Pay-by-bank technology, which allows consumers to make purchases directly from their bank accounts, is gaining traction among retailers looking to streamline payments, boost customer loyalty and improve margins.
This frictionless experience is a significant draw for merchants aiming to reduce cart abandonment — a critical metric for eCommerce success.
GNC’s Chang emphasized the importance of a smooth payment process in converting potential sales. “At the end of the day for eCommerce, I am most concerned about what is that end-user consumer experience,” she said. “If you get consumer experience right, then it naturally opens up the path to both acquire and retain [customers].”
“I think what I get really excited about when you think about adoption is really that younger consumer,” Chang added. “Everything that I’ve seen — and it plays out in our data [at GNC] as well — is that this is the demographic that is most willing to go try something new.”
Potter agreed, noting that pay by bank is particularly attractive to “credit diverse” individuals and those accustomed to a digital-first experience.
“As we start to see the flywheel spinning, especially in the eCommerce and retail space, I think you’re just going to get more and more consumers expecting to see that pay-by-bank option,” she said.
While pay by bank offers numerous benefits, consumer adoption is not yet universal. However, incentives can make a difference, with offering targeted rewards and integrating incentives into loyalty programs a potential way to accelerate adoption.
“We’ve seen studies where pay by bank actually jumps up to 81% with incentives versus 47% without incentives,” Potter said. “I think merchants need to not just look at it as like, ‘Oh, I’m paying an incentive for this plan,’ but I’m actually able to then utilize all the future cost savings … to drive back into a loyalty program.”
Beyond the cost and user experience benefits, pay by bank also offers operational and security advantages. The method allows consumers to make payments directly from checking or savings accounts, broadening payment flexibility. Additionally, merchants can pre-populate shipping and billing information, further reducing friction at checkout.
“It’s a set-it-and-forget-it option,” said Potter. “Once they log in once, they don’t have to keep changing that information if the expiration date comes up or the card is lost and stolen.”
For retailers like GNC, which offers subscription-based services, this seamless payment method is a game-changer.
“We do have consumers who are on subscription programs as well. It’s not just like you are buying once and then they, you leave us. The question is, how do we make it easier every single time that they visit?” Chang said.
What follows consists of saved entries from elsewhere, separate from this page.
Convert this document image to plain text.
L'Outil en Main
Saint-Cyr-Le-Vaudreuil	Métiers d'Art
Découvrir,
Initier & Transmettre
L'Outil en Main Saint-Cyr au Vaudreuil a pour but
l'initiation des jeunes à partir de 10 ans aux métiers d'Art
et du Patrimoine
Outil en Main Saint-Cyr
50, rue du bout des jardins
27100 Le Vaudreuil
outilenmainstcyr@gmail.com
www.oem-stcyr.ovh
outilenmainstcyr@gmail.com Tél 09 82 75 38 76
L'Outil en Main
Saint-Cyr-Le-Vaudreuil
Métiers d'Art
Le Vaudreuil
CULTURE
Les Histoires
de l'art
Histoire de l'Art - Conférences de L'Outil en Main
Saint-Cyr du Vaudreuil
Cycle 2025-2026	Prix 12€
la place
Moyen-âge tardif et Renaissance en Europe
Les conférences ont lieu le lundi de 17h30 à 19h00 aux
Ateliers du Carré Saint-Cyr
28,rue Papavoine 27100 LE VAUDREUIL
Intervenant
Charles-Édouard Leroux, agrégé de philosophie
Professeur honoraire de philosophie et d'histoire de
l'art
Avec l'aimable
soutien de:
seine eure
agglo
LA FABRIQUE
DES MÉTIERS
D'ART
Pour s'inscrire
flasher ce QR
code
For merchants considering whether to integrate pay by bank into their payment strategies, the initial setup may seem daunting. However, the long-term ROI can be substantial. As pay by bank continues to gain momentum, merchants who adopt early may gain a competitive edge — not only by reducing costs but by creating frictionless, loyalty-boosting experiences that keep customers coming back.
“Whatever that initial incurrence of that integration, when you look at the ROI in terms of cost savings, it really feeds into itself,” Potter said.
Chang echoed this sentiment, emphasizing the need to offer consumers diverse payment options to capture a broad audience. “We just want to offer lots of options to consumers,” she said. “We are seeing good adoption right now.”
“Now’s the time. You don’t want to be a lagger in this space,” Potter concluded. “I think you want to be part of the start so that you’re prepared and ready to go as your consumers start to expect this.”